The Port of Baltimore reports that the Evergreen Triton, with a capacity to handle 14,424 Twenty-foot Equivalent (TEU) containers, arrived May 24 at the Helen Delich Bentley Port of Baltimore becoming the largest container ship to ever visit Maryland. The supersized ship was able to call the Port of Baltimore because of the Port’s infrastructure that allows it to handle some of the largest ships in the world.

evergreen triton
The Evergreen Triton became the largest container ship to ever visit Maryland, thanks to the Port of Baltimore's 50-foot deep channel and 50-foot deep berth. Courtesy of Port of Baltimore

“Thanks to Maryland’s investment in a 50-foot berth, every year we are seeing larger and larger container ships choosing the Port of Baltimore,” said Governor Larry Hogan. “Maryland truly is open for business. The Port of Baltimore fuels the state’s economy and supports thousands of jobs throughout the freight industry.”

Previously, the largest container ship to visit the Port of Baltimore was the 11,000-TEU container ship Gunde Maersk, which arrived at the Port of Baltimore in October.
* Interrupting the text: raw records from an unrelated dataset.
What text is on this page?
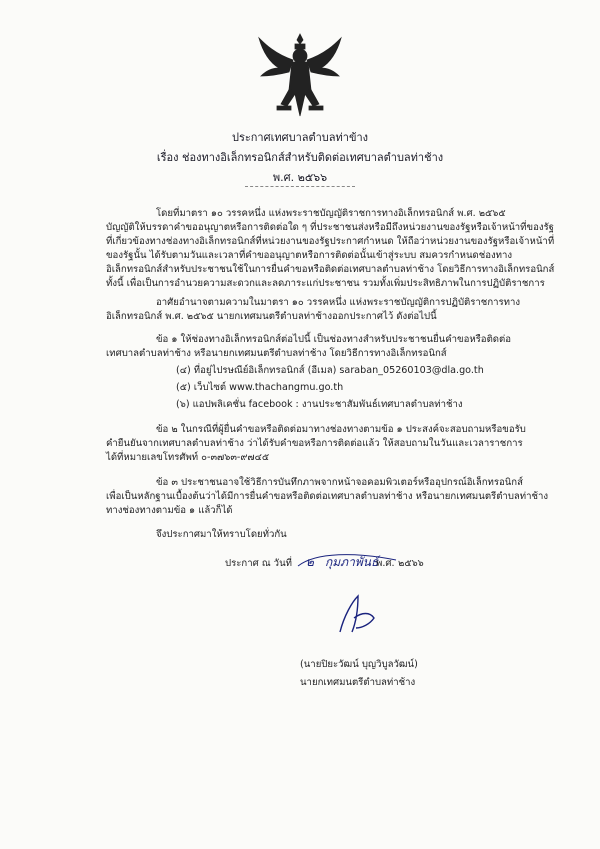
ประกาศเทศบาลตำบลท่าข้าง
เรื่อง ช่องทางอิเล็กทรอนิกส์สำหรับติดต่อเทศบาลตำบลท่าช้าง
พ.ศ. ๒๕๖๖
โดยที่มาตรา ๑๐ วรรคหนึ่ง แห่งพระราชบัญญัติราชการทางอิเล็กทรอนิกส์ พ.ศ. ๒๕๖๕
บัญญัติให้บรรดาคำขออนุญาตหรือการติดต่อใด ๆ ที่ประชาชนส่งหรือมีถึงหน่วยงานของรัฐหรือเจ้าหน้าที่ของรัฐ
ที่เกี่ยวข้องทางช่องทางอิเล็กทรอนิกส์ที่หน่วยงานของรัฐประกาศกำหนด ให้ถือว่าหน่วยงานของรัฐหรือเจ้าหน้าที่
ของรัฐนั้น ได้รับตามวันและเวลาที่คำขออนุญาตหรือการติดต่อนั้นเข้าสู่ระบบ สมควรกำหนดช่องทาง
อิเล็กทรอนิกส์สำหรับประชาชนใช้ในการยื่นคำขอหรือติดต่อเทศบาลตำบลท่าช้าง โดยวิธีการทางอิเล็กทรอนิกส์
ทั้งนี้ เพื่อเป็นการอำนวยความสะดวกและลดภาระแก่ประชาชน รวมทั้งเพิ่มประสิทธิภาพในการปฏิบัติราชการ
อาศัยอำนาจตามความในมาตรา ๑๐ วรรคหนึ่ง แห่งพระราชบัญญัติการปฏิบัติราชการทาง
อิเล็กทรอนิกส์ พ.ศ. ๒๕๖๕ นายกเทศมนตรีตำบลท่าช้างออกประกาศไว้ ดังต่อไปนี้
ข้อ ๑ ให้ช่องทางอิเล็กทรอนิกส์ต่อไปนี้ เป็นช่องทางสำหรับประชาชนยื่นคำขอหรือติดต่อ
เทศบาลตำบลท่าช้าง หรือนายกเทศมนตรีตำบลท่าช้าง โดยวิธีการทางอิเล็กทรอนิกส์
(๔) ที่อยู่ไปรษณีย์อิเล็กทรอนิกส์ (อีเมล) saraban_05260103@dla.go.th
(๕) เว็บไซต์ www.thachangmu.go.th
(๖) แอปพลิเคชั่น facebook : งานประชาสัมพันธ์เทศบาลตำบลท่าช้าง
ข้อ ๒ ในกรณีที่ผู้ยื่นคำขอหรือติดต่อมาทางช่องทางตามข้อ ๑ ประสงค์จะสอบถามหรือขอรับ
คำยืนยันจากเทศบาลตำบลท่าช้าง ว่าได้รับคำขอหรือการติดต่อแล้ว ให้สอบถามในวันและเวลาราชการ
ได้ที่หมายเลขโทรศัพท์ ๐-๓๗๖๓-๙๗๔๕
ข้อ ๓ ประชาชนอาจใช้วิธีการบันทึกภาพจากหน้าจอคอมพิวเตอร์หรืออุปกรณ์อิเล็กทรอนิกส์
เพื่อเป็นหลักฐานเบื้องต้นว่าได้มีการยื่นคำขอหรือติดต่อเทศบาลตำบลท่าช้าง หรือนายกเทศมนตรีตำบลท่าช้าง
ทางช่องทางตามข้อ ๑ แล้วก็ได้
จึงประกาศมาให้ทราบโดยทั่วกัน
ประกาศ ณ วันที่ ๒ กุมภาพันธ์
พ.ศ. ๒๕๖๖
(นายปิยะวัฒน์ บุญวิบูลวัฒน์)
นายกเทศมนตรีตำบลท่าช้าง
Thanks to a public-private partnership between the Maryland Department of Transportation Maryland Port Administration (MDOT MPA) and Ports America Chesapeake, the Port of Baltimore is one of the few ports on the East Coast to have a 50-foot deep channel and a 50-foot deep berth necessary to accommodate the mega-ships traveling through the recently expanded Panama Canal. Ports America Chesapeake operates Seagirt Marine Terminal, the Port’s container terminal.

“We are very happy to welcome our largest ever container ship, the Evergreen Triton,to the Port of Baltimore,” said MDOT Maryland Port Administration Executive Director James J. White. “Under Governor Hogan’s leadership, we are well positioned to continue to welcome ships of this size and make the necessary infrastructure improvements to grow our port and support Maryland being open for business.”

In December, MDOT MPA and Ports America Chesapeake announced a $32.7 million project to develop a second 50-foot-deep container berth at Seagirt Marine Terminal. When completed, this second berth will allow the Port of Baltimore to handle two supersized container ships simultaneously. Construction on the new berth is expected to commence by the end of 2019. The berth is expected to become operational by early 2021.

“We’re thrilled to see the Triton here in Baltimore after coming through the expanded Panama Canal,” said Bayard Hogans, Vice President, Ports America Chesapeake. “The partnership between the Port of Baltimore, Ports America Chesapeake, and Evergreen will continue to allow the world’s largest container ships to deliver the goods and commodities that power America’s economy through Maryland. Ports America Chesapeake is committed, with continued investment and expansion, to utilizing advanced technologies and enhanced infrastructure to deliver world-class service.”

Top Economic Generator

The Port of Baltimore is one of Maryland’s top economic generators. The 2017 Economic Impact of the Port of Baltimore in Maryland report determined business at the Port of Baltimore generated about 15,330 direct jobs and more than 139,180 jobs linked to Port activities. The Port is responsible for nearly $3.3 billion in personal wages and salaries, $2.6 billion in business revenues, and $395 million in state and local tax revenues. The report also determined that the Port continues to deliver good-paying jobs with the Port’s average annual salary for the direct job holder being 9.5 percent higher than the average annual wage for the state of Maryland.

Record-Breaking Year

The Port of Baltimore is coming off a record-breaking year in 2018. A record 43 million tons of international cargo was handled last year by the combined state-owned public and the privately-owned marine terminals. That surpassed the previous high mark of 40.9 million tons in 1974. The value of the cargo passing through the Port in 2018 was also a new benchmark: $59.7 billion, surpassing the previous $53.9 billion set in 2017. The Port’s state-owned public terminals handled a record 10.9 million tons of general cargo last year marking the third consecutive year exceeding the 10-million-ton plateau. In 2018, the Port handled 1,023,152 TEU containers marking the first year ever it had exceeded one million. The Port also handled a record 850,147 cars and light trucks in 2018, the most in the U.S. for the eighth consecutive year.

The 43 million tons in 2018 was enough to move the Port of Baltimore up one slot in cargo handled to 11th among major U.S. ports, and the $59.7 billion total cargo value ranked ninth nationally. Among the nation’s ports, the Port of Baltimore ranks first for autos and light trucks, roll on/roll off heavy farm and construction machinery, imported sugar and imported gypsum. The Port ranks second in exported coal.